Tagged the Pentium G6950, the dual-core processor clocks at 2.8GHz with 3MB of L3 cache and will sell to vendors for a low US$87, compared to US$113 for the cheapest Core i3 (the 2.9GHz i3-530 desktop) and US$176 for the entry-level Core i5-560, which has a base speed of 3.2GHz but can hit 3.46GHz in ‘turbo’ mode.
Like other Westmere-class chips the new Pentium pairs its 32nm processing core with a 45nm Intel HD Graphics core and integrated memory controller and support for virtualisation.

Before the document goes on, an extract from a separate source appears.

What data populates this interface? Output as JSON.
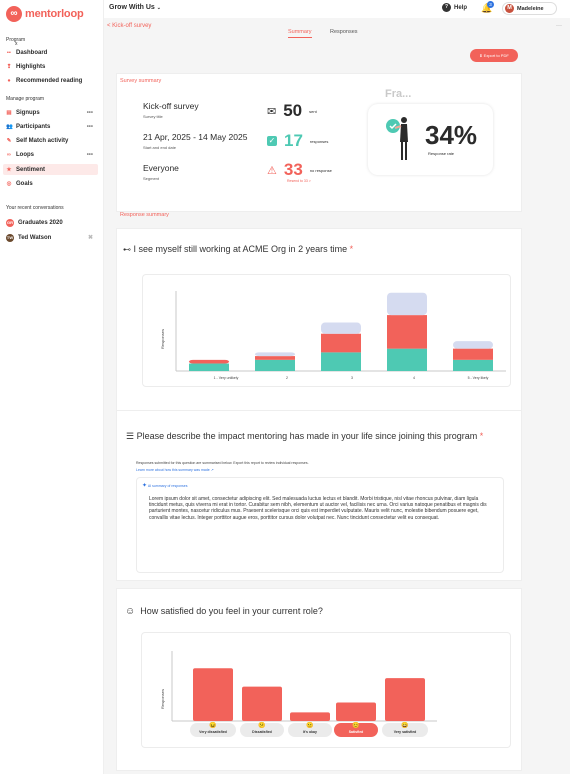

Intel is pitching the Pentium as the chip of choice for “an ideal basic desktop system… reliable and energy efficient with solid performance, the Intel Pentium processor continues to offer great capabilities at an economical price.”
Intel is also hatching a pair of 45nm Nehalem-class dual-core Pentiums and a dual-core Celeron based on the older three-chip ‘Wolfdale’ design of the Core 2.
The 2.8GHz Pentium E5500 and 3GHz Pentium E6600 both have 2MB of L3 cache and are priced respectively at US$74 and US$84. The dual-core 2.6GHz Celeron E3400 has 1MB cache and will sell at $53.